„Kauf dir mal ein Buch. Loser!“ Klasse, Körper und Kanon in Eva Müllers Scheiblettenkind (2023)

Sonntag, 02.06.2024
12:00 Uhr
Ort: Kollegienhaus, KH 1.013

mit Salon-Ticket Eintritt frei!

Die Protagonistin des autofiktionalen Comics „Scheiblettenkind“ (2023) von Eva Müller durchläuft diverse Jobs und Ausbildungen, bis sie sich schließlich für ein Kunststudium und eine Karriere als Comic-Künstlerin entscheidet. Der als Entwicklungsroman angelegte Comic hinterfragt die Möglichkeiten sozialer Mobilität und offenbart dabei zentrale Aspekte von Klassismus: eine stereotype und (internalisiert) herabsetzende Wahrnehmung von Menschen aus sogenannten niedrigeren Schichten und einen sozialen Determinismus qua Geburt/Herkunftsmilieu. Die Klassenzugehörigkeit wird etwa durch eine Schlange personifiziert, die der Protagonistin Selbstzweifel und Bösartigkeiten wie „Du weißt nicht, was Entrecôte ist? Lächerlich. Kauf dir mal ein Buch. Loser!“ oder „Du siehst aus wie ein Bauer“ (2023, 12, 237) einflüstert. Dadurch gelingt es Müller, Klassismus körperlich/visuell zu fassen. Das bildungsbürgerliche Kryptozitat in Form einer Barkeeperin, die an die Bardame in Édouard Manets Gemälde „Bar in den Folies-Bergère“ (1882) angelehnt ist, bildet – jenseits von stereotypen und potentiell problematischen visuellen Zuschreibungsmöglichkeiten durch Kleidung und andere äußerliche Identitätsmarker –, eine weitere, innovative Möglichkeit der Darstellung von Klasse. Auf eine ganz bestimmte, enge kulturelle Referenz anspielend, lassen sie die Leser*innen sich potenziell dabei ertappen, diesen privilegierten Code zu verstehen.

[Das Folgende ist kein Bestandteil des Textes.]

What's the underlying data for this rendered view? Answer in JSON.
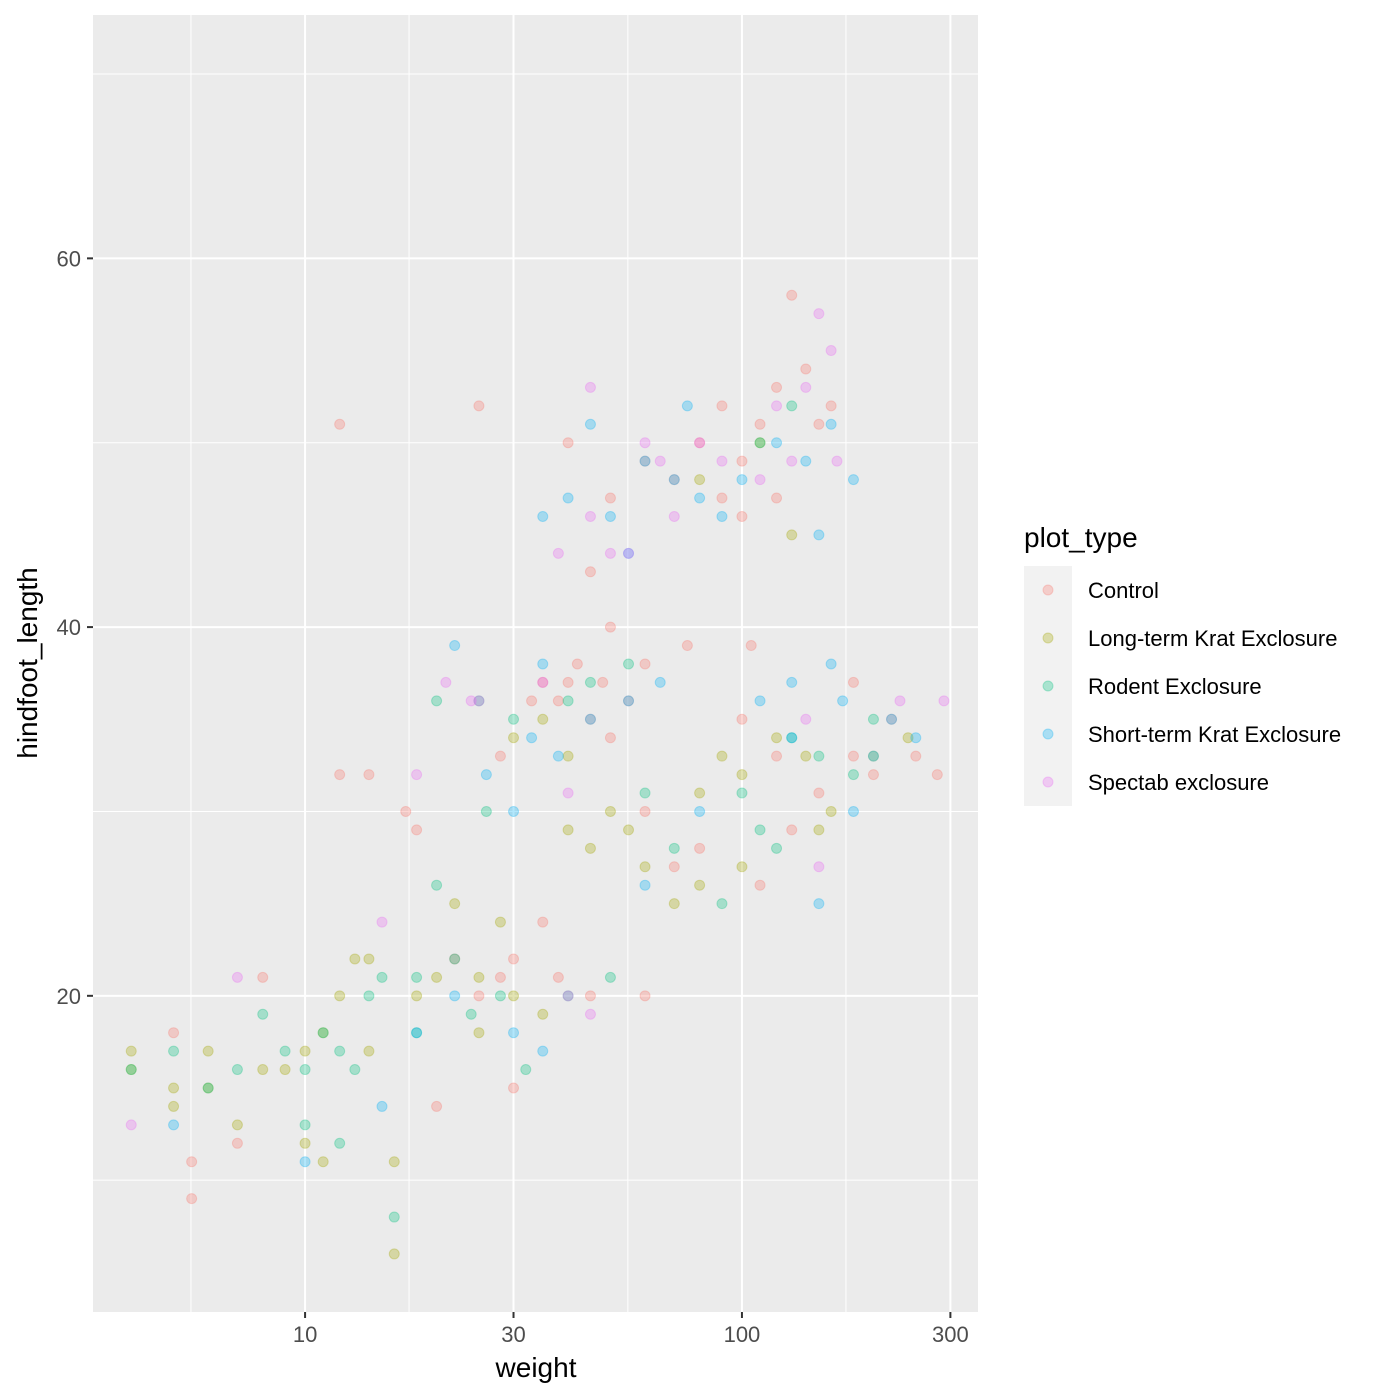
{
  "chart_data": {
    "type": "scatter",
    "xlabel": "weight",
    "ylabel": "hindfoot_length",
    "x_scale": "log10",
    "xlim": [
      3.27,
      347
    ],
    "ylim": [
      2.85,
      73.2
    ],
    "x_ticks": [
      "10",
      "30",
      "100",
      "300"
    ],
    "x_tick_values": [
      10,
      30,
      100,
      300
    ],
    "x_minor": [
      5.48,
      17.3,
      54.8,
      173
    ],
    "y_ticks": [
      "20",
      "40",
      "60"
    ],
    "y_tick_values": [
      20,
      40,
      60
    ],
    "y_minor": [
      10,
      30,
      50,
      70
    ],
    "grid": true,
    "point_alpha": 0.3,
    "legend": {
      "title": "plot_type",
      "position": "right"
    },
    "series": [
      {
        "name": "Control",
        "color": "#F8766D",
        "points": [
          [
            5,
            18
          ],
          [
            5.5,
            9
          ],
          [
            5.5,
            11
          ],
          [
            7,
            12
          ],
          [
            8,
            21
          ],
          [
            12,
            32
          ],
          [
            14,
            32
          ],
          [
            17,
            30
          ],
          [
            18,
            29
          ],
          [
            20,
            14
          ],
          [
            22,
            22
          ],
          [
            25,
            20
          ],
          [
            28,
            21
          ],
          [
            30,
            15
          ],
          [
            33,
            36
          ],
          [
            35,
            37
          ],
          [
            38,
            36
          ],
          [
            40,
            37
          ],
          [
            42,
            38
          ],
          [
            45,
            35
          ],
          [
            48,
            37
          ],
          [
            50,
            34
          ],
          [
            55,
            36
          ],
          [
            60,
            38
          ],
          [
            50,
            40
          ],
          [
            40,
            50
          ],
          [
            45,
            43
          ],
          [
            50,
            47
          ],
          [
            60,
            49
          ],
          [
            70,
            48
          ],
          [
            80,
            50
          ],
          [
            90,
            52
          ],
          [
            100,
            49
          ],
          [
            110,
            51
          ],
          [
            120,
            53
          ],
          [
            130,
            58
          ],
          [
            140,
            54
          ],
          [
            150,
            51
          ],
          [
            160,
            52
          ],
          [
            120,
            47
          ],
          [
            100,
            46
          ],
          [
            90,
            47
          ],
          [
            105,
            39
          ],
          [
            75,
            39
          ],
          [
            60,
            20
          ],
          [
            100,
            35
          ],
          [
            120,
            33
          ],
          [
            150,
            31
          ],
          [
            180,
            33
          ],
          [
            200,
            32
          ],
          [
            250,
            33
          ],
          [
            280,
            32
          ],
          [
            220,
            35
          ],
          [
            180,
            37
          ],
          [
            130,
            29
          ],
          [
            110,
            26
          ],
          [
            80,
            28
          ],
          [
            70,
            27
          ],
          [
            60,
            30
          ],
          [
            35,
            24
          ],
          [
            30,
            22
          ],
          [
            28,
            33
          ],
          [
            38,
            21
          ],
          [
            45,
            20
          ],
          [
            25,
            52
          ],
          [
            12,
            51
          ]
        ]
      },
      {
        "name": "Long-term Krat Exclosure",
        "color": "#A3A500",
        "points": [
          [
            4,
            17
          ],
          [
            4,
            16
          ],
          [
            5,
            15
          ],
          [
            5,
            14
          ],
          [
            6,
            17
          ],
          [
            6,
            15
          ],
          [
            7,
            13
          ],
          [
            8,
            16
          ],
          [
            9,
            16
          ],
          [
            10,
            17
          ],
          [
            11,
            18
          ],
          [
            12,
            20
          ],
          [
            13,
            22
          ],
          [
            14,
            17
          ],
          [
            16,
            11
          ],
          [
            10,
            12
          ],
          [
            11,
            11
          ],
          [
            16,
            6
          ],
          [
            14,
            22
          ],
          [
            18,
            20
          ],
          [
            20,
            21
          ],
          [
            22,
            25
          ],
          [
            25,
            21
          ],
          [
            28,
            24
          ],
          [
            30,
            20
          ],
          [
            35,
            19
          ],
          [
            40,
            29
          ],
          [
            45,
            28
          ],
          [
            50,
            30
          ],
          [
            55,
            29
          ],
          [
            60,
            27
          ],
          [
            70,
            25
          ],
          [
            80,
            31
          ],
          [
            90,
            33
          ],
          [
            100,
            32
          ],
          [
            120,
            34
          ],
          [
            140,
            33
          ],
          [
            160,
            30
          ],
          [
            200,
            33
          ],
          [
            240,
            34
          ],
          [
            150,
            29
          ],
          [
            80,
            26
          ],
          [
            40,
            33
          ],
          [
            35,
            35
          ],
          [
            30,
            34
          ],
          [
            80,
            48
          ],
          [
            110,
            50
          ],
          [
            130,
            45
          ],
          [
            100,
            27
          ],
          [
            25,
            18
          ]
        ]
      },
      {
        "name": "Rodent Exclosure",
        "color": "#00BF7D",
        "points": [
          [
            4,
            16
          ],
          [
            5,
            17
          ],
          [
            6,
            15
          ],
          [
            7,
            16
          ],
          [
            8,
            19
          ],
          [
            9,
            17
          ],
          [
            10,
            16
          ],
          [
            11,
            18
          ],
          [
            12,
            17
          ],
          [
            13,
            16
          ],
          [
            14,
            20
          ],
          [
            15,
            21
          ],
          [
            16,
            8
          ],
          [
            12,
            12
          ],
          [
            10,
            13
          ],
          [
            18,
            18
          ],
          [
            20,
            26
          ],
          [
            22,
            22
          ],
          [
            24,
            19
          ],
          [
            28,
            20
          ],
          [
            32,
            16
          ],
          [
            40,
            20
          ],
          [
            50,
            21
          ],
          [
            20,
            36
          ],
          [
            25,
            36
          ],
          [
            30,
            35
          ],
          [
            45,
            37
          ],
          [
            55,
            38
          ],
          [
            60,
            31
          ],
          [
            90,
            25
          ],
          [
            110,
            29
          ],
          [
            130,
            34
          ],
          [
            150,
            33
          ],
          [
            180,
            32
          ],
          [
            200,
            35
          ],
          [
            100,
            31
          ],
          [
            120,
            28
          ],
          [
            70,
            28
          ],
          [
            110,
            50
          ],
          [
            130,
            52
          ],
          [
            40,
            36
          ],
          [
            26,
            30
          ],
          [
            18,
            21
          ]
        ]
      },
      {
        "name": "Short-term Krat Exclosure",
        "color": "#00B0F6",
        "points": [
          [
            5,
            13
          ],
          [
            10,
            11
          ],
          [
            15,
            14
          ],
          [
            18,
            18
          ],
          [
            22,
            20
          ],
          [
            30,
            18
          ],
          [
            35,
            17
          ],
          [
            22,
            39
          ],
          [
            26,
            32
          ],
          [
            30,
            30
          ],
          [
            33,
            34
          ],
          [
            38,
            33
          ],
          [
            45,
            35
          ],
          [
            55,
            36
          ],
          [
            65,
            37
          ],
          [
            60,
            26
          ],
          [
            40,
            47
          ],
          [
            50,
            46
          ],
          [
            55,
            44
          ],
          [
            60,
            49
          ],
          [
            70,
            48
          ],
          [
            80,
            47
          ],
          [
            90,
            46
          ],
          [
            100,
            48
          ],
          [
            120,
            50
          ],
          [
            140,
            49
          ],
          [
            160,
            51
          ],
          [
            180,
            48
          ],
          [
            150,
            45
          ],
          [
            110,
            36
          ],
          [
            130,
            34
          ],
          [
            160,
            38
          ],
          [
            170,
            36
          ],
          [
            200,
            33
          ],
          [
            220,
            35
          ],
          [
            250,
            34
          ],
          [
            180,
            30
          ],
          [
            150,
            25
          ],
          [
            130,
            37
          ],
          [
            80,
            30
          ],
          [
            75,
            52
          ],
          [
            45,
            51
          ],
          [
            35,
            46
          ],
          [
            35,
            38
          ]
        ]
      },
      {
        "name": "Spectab exclosure",
        "color": "#E76BF3",
        "points": [
          [
            4,
            13
          ],
          [
            7,
            21
          ],
          [
            15,
            24
          ],
          [
            18,
            32
          ],
          [
            21,
            37
          ],
          [
            24,
            36
          ],
          [
            35,
            37
          ],
          [
            40,
            31
          ],
          [
            45,
            46
          ],
          [
            50,
            44
          ],
          [
            55,
            44
          ],
          [
            60,
            50
          ],
          [
            65,
            49
          ],
          [
            70,
            46
          ],
          [
            80,
            50
          ],
          [
            90,
            49
          ],
          [
            110,
            48
          ],
          [
            120,
            52
          ],
          [
            130,
            49
          ],
          [
            140,
            53
          ],
          [
            150,
            57
          ],
          [
            160,
            55
          ],
          [
            165,
            49
          ],
          [
            140,
            35
          ],
          [
            150,
            27
          ],
          [
            230,
            36
          ],
          [
            290,
            36
          ],
          [
            45,
            53
          ],
          [
            38,
            44
          ],
          [
            40,
            20
          ],
          [
            45,
            19
          ],
          [
            25,
            36
          ]
        ]
      }
    ]
  }
}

Das symbolische Gut des bildungsbürgerlichen Referenzsystems in Bezug auf Körperdarstellungen wird zum Ansatzpunkt der Analyse von Klasse bzw. Klassismus im Comic, die bislang im deutschsprachigen Raum selten erfolgt, u. a. auch weil ihre Darstell- und Lesbarkeit gewissen Schwierigkeiten unterliegt. In intersektionalen Untersuchungen im deutschsprachigen Raum ist die Kategorie ‚Klasse‘ deshalb häufig unterrepräsentiert bzw. wird erst in den letzten Jahren verstärkt thematisiert.

Moderation: Clemens Heydenreich

Präsentiert von der Gesellschaft für Comicforschung (ComFor e. V.)